Blick vom Bergischen Land auf Leverkusen

Leverkusen – Oft macht sich Parkinson erst durch ein Zittern bemerkbar. Nicht mehr ruhen wollende Hände sind das auffälligste Symptom der Krankheit. Die Muskeln werden steif, Bewegungen verlangsamen sich, der Gang ist gestört, der Gleichgewichtssinn funktioniert nicht mehr richtig. Wer an Parkinson erkrankt, bekommt oft Schwierigkeiten beim Sprechen und Schlucken, hat häufig Schlafstörungen, Depressionen und geistige Beeinträchtigungen bis hin zur Demenz. Parkinson gilt als unheilbar. Bayer will das ändern. 

Parkinson entsteht in der Regel, wenn Nervenzellen im Gehirn absterben, die Dopamin produzieren – einen Botenstoff, der essenziell ist für die Steuerung von Bewegungen. Um den Mangel auszugleichen, nehmen Patienten Medikamente, die die Dopamin-Produktion im gesamten Körper anregen oder den Abbau von Dopamin im Gehirn reduzieren. Sie sorgen dafür, dass die Lebensqualität über einige Jahre aufrechterhalten wird. Die Krankheit können sie verlangsamen, aber nicht aufhalten. Eine Heilung für sie gibt es nicht.

Vorsicht beim Wort Heilung

Zumindest noch. Wenn beim Leverkusener Bayer-Konzern alle Rädchen perfekt ineinander greifen, sich die Hoffnungen der Pharmamanager bewahrheiten und mehrere Stufen klinischer Tests erfolgreich abgeschlossen werden, könnte sich das tatsächlich ändern.
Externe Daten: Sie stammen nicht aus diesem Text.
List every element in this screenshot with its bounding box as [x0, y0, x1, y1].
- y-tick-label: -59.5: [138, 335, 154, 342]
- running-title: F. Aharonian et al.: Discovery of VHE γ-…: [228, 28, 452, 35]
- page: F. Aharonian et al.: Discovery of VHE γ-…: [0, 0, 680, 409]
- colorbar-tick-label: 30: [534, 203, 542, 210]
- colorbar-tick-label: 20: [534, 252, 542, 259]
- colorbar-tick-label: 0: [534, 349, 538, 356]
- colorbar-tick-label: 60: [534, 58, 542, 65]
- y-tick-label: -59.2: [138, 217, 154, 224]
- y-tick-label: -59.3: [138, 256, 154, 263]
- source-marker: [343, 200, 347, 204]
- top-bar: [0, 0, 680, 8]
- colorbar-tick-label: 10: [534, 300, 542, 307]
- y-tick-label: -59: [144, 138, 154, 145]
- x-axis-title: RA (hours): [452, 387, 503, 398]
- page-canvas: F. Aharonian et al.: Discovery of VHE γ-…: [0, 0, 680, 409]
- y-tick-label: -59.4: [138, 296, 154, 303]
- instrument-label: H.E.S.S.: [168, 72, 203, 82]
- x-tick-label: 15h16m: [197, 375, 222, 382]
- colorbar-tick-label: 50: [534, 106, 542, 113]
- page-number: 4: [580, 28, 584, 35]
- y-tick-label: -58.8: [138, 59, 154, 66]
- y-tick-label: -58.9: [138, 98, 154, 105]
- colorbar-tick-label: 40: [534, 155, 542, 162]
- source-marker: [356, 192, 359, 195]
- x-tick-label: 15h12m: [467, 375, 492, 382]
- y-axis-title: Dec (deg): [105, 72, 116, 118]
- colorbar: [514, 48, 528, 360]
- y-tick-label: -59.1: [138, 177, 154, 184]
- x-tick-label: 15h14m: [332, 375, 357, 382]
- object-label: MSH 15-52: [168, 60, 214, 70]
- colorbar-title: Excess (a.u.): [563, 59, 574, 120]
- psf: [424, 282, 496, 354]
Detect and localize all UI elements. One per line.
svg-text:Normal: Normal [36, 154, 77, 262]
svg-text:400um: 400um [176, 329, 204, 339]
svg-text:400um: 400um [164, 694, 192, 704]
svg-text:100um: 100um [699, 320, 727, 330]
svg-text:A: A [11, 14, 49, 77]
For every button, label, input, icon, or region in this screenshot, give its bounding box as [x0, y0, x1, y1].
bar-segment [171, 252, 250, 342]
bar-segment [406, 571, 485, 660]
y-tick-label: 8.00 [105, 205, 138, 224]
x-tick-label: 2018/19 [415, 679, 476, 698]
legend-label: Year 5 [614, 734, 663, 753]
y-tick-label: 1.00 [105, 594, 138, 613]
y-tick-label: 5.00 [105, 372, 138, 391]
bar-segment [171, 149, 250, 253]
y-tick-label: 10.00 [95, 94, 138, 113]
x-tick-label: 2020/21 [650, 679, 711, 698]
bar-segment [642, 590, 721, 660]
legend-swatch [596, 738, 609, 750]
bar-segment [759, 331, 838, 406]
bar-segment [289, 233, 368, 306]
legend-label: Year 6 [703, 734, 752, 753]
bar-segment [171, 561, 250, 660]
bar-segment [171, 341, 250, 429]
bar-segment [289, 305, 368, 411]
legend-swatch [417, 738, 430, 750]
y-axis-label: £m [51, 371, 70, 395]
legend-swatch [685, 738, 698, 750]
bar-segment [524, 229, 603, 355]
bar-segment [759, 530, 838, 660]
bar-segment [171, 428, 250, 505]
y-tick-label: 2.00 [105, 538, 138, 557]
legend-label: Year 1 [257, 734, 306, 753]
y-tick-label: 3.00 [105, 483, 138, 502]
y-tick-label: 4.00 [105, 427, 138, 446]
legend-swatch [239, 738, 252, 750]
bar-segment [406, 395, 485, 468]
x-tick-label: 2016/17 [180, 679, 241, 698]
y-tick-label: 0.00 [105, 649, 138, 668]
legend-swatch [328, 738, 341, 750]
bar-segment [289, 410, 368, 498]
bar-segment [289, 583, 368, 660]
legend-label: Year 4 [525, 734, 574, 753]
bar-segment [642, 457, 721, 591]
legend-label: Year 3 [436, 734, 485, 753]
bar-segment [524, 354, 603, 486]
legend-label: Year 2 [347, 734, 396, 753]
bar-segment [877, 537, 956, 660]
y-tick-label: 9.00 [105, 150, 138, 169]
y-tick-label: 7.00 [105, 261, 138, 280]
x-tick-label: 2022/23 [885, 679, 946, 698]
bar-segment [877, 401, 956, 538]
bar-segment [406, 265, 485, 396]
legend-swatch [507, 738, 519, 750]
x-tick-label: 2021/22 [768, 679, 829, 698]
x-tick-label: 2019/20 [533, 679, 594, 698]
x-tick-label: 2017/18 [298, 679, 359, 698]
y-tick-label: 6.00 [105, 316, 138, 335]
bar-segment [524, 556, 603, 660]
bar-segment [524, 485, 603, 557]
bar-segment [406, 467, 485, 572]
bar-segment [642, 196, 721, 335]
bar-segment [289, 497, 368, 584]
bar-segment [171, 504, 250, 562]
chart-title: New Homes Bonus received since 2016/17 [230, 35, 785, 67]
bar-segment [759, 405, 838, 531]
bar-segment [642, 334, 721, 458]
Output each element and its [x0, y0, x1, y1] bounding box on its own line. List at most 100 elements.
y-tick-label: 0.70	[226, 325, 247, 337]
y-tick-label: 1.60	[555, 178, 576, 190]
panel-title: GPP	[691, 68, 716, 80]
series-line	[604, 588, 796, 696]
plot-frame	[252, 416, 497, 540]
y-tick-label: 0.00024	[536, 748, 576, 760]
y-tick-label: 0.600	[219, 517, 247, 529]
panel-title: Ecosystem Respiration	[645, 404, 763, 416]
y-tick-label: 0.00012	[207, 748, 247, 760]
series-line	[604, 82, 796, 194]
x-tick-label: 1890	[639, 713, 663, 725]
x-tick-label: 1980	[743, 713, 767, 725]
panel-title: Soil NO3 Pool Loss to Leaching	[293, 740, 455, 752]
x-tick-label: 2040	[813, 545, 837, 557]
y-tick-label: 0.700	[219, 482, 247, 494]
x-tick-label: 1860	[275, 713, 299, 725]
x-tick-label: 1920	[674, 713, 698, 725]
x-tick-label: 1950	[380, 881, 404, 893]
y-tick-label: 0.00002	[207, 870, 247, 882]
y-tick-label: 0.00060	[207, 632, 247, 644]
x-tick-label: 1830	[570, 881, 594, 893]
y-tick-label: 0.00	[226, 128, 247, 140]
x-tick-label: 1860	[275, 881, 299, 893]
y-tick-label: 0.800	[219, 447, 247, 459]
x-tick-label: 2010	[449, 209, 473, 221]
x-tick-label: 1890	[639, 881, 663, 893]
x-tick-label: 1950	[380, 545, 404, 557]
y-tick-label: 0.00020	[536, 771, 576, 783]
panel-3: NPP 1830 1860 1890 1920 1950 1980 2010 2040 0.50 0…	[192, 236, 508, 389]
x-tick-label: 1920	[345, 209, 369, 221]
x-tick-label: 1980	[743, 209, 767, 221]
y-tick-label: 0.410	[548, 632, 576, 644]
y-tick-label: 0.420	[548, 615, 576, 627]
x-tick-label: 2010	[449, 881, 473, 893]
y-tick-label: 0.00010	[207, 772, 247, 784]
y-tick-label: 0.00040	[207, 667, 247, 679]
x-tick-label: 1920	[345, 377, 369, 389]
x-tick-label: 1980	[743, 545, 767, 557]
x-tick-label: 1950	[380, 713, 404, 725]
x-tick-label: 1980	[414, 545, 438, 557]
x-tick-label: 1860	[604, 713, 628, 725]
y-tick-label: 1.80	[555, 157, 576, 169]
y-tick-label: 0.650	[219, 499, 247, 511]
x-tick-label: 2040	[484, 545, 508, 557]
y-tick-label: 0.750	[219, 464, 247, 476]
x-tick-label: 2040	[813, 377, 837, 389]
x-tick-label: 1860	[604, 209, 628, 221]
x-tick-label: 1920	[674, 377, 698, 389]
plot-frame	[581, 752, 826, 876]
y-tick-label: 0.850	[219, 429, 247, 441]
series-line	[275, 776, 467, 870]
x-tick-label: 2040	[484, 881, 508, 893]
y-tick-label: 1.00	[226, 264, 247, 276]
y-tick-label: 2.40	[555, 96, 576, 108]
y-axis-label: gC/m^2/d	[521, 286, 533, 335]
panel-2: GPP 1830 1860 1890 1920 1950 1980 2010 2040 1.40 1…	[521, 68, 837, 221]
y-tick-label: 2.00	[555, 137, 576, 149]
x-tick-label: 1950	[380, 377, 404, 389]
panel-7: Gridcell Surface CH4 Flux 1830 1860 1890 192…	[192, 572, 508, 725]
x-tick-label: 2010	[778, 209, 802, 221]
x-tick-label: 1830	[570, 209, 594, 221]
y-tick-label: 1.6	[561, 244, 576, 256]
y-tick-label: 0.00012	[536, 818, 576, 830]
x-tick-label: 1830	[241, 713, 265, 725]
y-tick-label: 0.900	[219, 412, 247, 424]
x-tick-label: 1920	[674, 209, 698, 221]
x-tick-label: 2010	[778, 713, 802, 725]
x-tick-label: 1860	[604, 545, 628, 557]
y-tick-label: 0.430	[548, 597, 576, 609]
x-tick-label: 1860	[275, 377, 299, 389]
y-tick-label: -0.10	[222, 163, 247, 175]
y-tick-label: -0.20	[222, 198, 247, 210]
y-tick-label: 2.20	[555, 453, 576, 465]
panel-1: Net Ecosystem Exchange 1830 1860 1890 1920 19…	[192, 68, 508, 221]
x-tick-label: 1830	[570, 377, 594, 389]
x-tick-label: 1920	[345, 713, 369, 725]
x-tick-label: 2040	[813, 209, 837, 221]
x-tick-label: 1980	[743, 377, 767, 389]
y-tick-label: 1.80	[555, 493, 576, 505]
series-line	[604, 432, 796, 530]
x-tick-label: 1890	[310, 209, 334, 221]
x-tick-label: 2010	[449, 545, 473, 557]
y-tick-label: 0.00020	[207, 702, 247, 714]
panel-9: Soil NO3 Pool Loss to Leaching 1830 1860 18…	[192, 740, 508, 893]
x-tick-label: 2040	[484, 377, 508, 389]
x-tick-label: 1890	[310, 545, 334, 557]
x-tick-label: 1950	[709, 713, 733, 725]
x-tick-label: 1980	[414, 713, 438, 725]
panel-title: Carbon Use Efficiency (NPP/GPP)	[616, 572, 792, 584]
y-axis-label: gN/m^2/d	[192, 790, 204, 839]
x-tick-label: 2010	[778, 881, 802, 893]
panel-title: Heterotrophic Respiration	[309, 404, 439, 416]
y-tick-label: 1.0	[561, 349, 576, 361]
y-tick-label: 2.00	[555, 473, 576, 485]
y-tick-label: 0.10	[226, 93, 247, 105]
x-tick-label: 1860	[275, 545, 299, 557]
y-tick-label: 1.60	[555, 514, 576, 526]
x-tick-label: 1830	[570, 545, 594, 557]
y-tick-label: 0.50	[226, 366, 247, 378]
Zumindest sprach Bayer-Chef Werner Baumann Anfang Februar im Podcast „Steingarts Morning Briefing“ vom „ersten Medikament, das jetzt auch im Menschen getestet werden kann und gegebenenfalls Parkinson heilen kann. Das also nicht einen chronischen Krankheitszustand etwas verbessern und die Symptome lindern kann, sondern möglicherweise echte Heilung verspricht in einem Krankheitsgebiet, in dem es seit 60 Jahren keine echte Innovation gegeben hat“.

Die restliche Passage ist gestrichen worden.